Monday, 9 September 2013
Festival Edinburgh - Food fail - Sept 2013
The joy of Fest...
Edinburgh has some proper restaurants. Some superb local ingredients cooked by some of the finest kitchens in the UK. I could wax on about the delights of the Leith seafood scene and it's recent renaissance, I could talk about the elegant and romantic Witchery (or it's recently lauded little sibling, The Honours). I could talk about David Bann's hearty vegetarian food, the innovative delights of 21212, Tom Kitchin's eponymous place and fish masters Ondine. I could give a few lines on the multitudes of bistros that have popped up recently serving cut back mod Scot menus comprising the finest ingredients the Islands, Highlands and Lowlands can offer.
I could tell you all of this. Though, it'd all be from someone else's experience. I could tell you all of this. Because I read enough to know about it.
I can give you chapter and verse on the places I've been meaning to go to, but in a 16 year history of coming to Edinburgh religiously every summer, often for 2, 3 or more weeks at a time, I can't have had more than 5 or so 'proper' meals out. When I say proper, I mean planned, "that sounds nice, we should definitely go there sometime", meals out. Rather than, "urgh, I'm pissed / hungover. Need chips / pie / fry up". Sadly, my Edinburgh story is entirely written and directed by the Fringe Festival.
It's 16 years since I first came to the Festival and probably my 10th or 11th visit in that time. From wide-eyed ingenue in car crash clunky student 'drama' to director (of car crash clunky student 'drama'), venue manager, producer, scout and punter, I must have seen several hundred shows over that time, including a couple of years when I saw next to none other than the ones I worked on. I've seen the inside and the outside of innumerable pubs, clubs, tents and bars and disrupted a romantic dawn marriage proposal by climbing Arthur's Seat at 4.30 in the morning with a group of fellow performers after the terrible club we were in closed. I've eaten with taxi drivers, postmen and transvestites, but yet not anywhere with a tablecloth and plates not made out of paper or polystyrene.
Lunch is habitually either ignored, liquid or grabbed from Pie Master, a uniquely and wonderfully doughy temple to the pastry slice just off the Royal Mile serving warmed individual pies, and nothing else.

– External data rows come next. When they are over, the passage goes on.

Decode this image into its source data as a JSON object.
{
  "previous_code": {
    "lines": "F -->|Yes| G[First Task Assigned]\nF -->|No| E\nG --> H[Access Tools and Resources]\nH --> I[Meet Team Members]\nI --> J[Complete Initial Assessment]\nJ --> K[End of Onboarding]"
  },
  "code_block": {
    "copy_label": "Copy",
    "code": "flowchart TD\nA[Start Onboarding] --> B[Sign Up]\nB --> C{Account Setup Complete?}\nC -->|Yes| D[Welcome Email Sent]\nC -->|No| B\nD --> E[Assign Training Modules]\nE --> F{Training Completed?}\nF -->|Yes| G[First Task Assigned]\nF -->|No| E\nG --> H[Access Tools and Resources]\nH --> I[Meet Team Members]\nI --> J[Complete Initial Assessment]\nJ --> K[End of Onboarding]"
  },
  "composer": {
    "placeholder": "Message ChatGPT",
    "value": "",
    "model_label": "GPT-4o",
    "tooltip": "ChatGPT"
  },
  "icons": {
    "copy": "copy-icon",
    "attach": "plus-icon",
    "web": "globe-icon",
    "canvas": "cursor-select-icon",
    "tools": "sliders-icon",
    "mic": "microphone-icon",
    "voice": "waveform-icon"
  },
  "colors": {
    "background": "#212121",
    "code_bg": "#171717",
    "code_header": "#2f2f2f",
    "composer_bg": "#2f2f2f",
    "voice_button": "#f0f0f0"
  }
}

With over 25 different flavours of filling from chicken tikka and lamb stew to apple and custard (and yes, haggis too) you could literally eat here for every meal. And reader, some years I have… Standing on Tron Square in the drear, that unique Scottish weather system that feels like being in a cloud, chowing on a scalding haggis pastie is one of the rights of passage. No one looks great in a pac-a-mac, but you'll be dry and that's more important.
Anything made out of stomach, offcuts and oat is going to be challenging at first, but don't think that eating haggis is just for brave tourists and the terminally homesick. Head to Dirty Dicks on Rose Street for the real(ish) deal. That being said, eating haggis on the Royal Mile, while wearing a tartan Glengarry hat, listening to the squirl of a schemie from Portobello abusing a bagpipe, is for tourists. Avoid please.
Breakfast takes care of itself by occurring in the time you are finally, fitfully fast asleep. In the years that I needed to be up that early, generally to bother tourists on the Royal Mile by flyering at them with extreme prejudice, a matchstick thin roll up and a coffee would suffice.
The problems arise at what you usually know as tea time. The 5.30 till 8.30 slot is usually filled to the gills with any number of unmissable bits of theatre or early comedy. It's both a lucrative and likely award winning slot, if only because you can guarantee that most critics and audiences will have finally woken up by then…
So by the time that's out of the way, you've had a couple more pints, caught up with your New Fest Friends and been dragged into a ropey cabaret show featuring Loopy Lisa and her Luscious Lollipops. Another couple of pints to deconstruct the horrors you've just witnessed and it's close to 11. Into one of the jerry built performers bars with Loopy Lisa and her Lollipops (out of the show, all cleaned up and delightful darling) you go. Before you know it, it's 3.30am and you're watching some tool with a sparkly hat trying to play the piano in the corner of an upstairs lock in while a midget with a poncho tries to seduce your friends.
You've got to love the Festival Bubble though. It allows you to binge drink nightly and smoke heavily for 2 or 3 weeks in a row, eating nothing but fried, sleeping in a room that doubles for a scene in Trainspotting. You'll feel fine until you leave and then it all catches up with you. You have to love the locals too, and contrary to popular belief, the locals love the Festival. Like most people, they adore having their daily lives disrupted and their pubs and restaurants crammed by a bunch of strangers who own it for a month of the year. Mainly because they take such delight in helpfully directing you to the random pop up theatre you desperately need to get to. Just stop one and ask!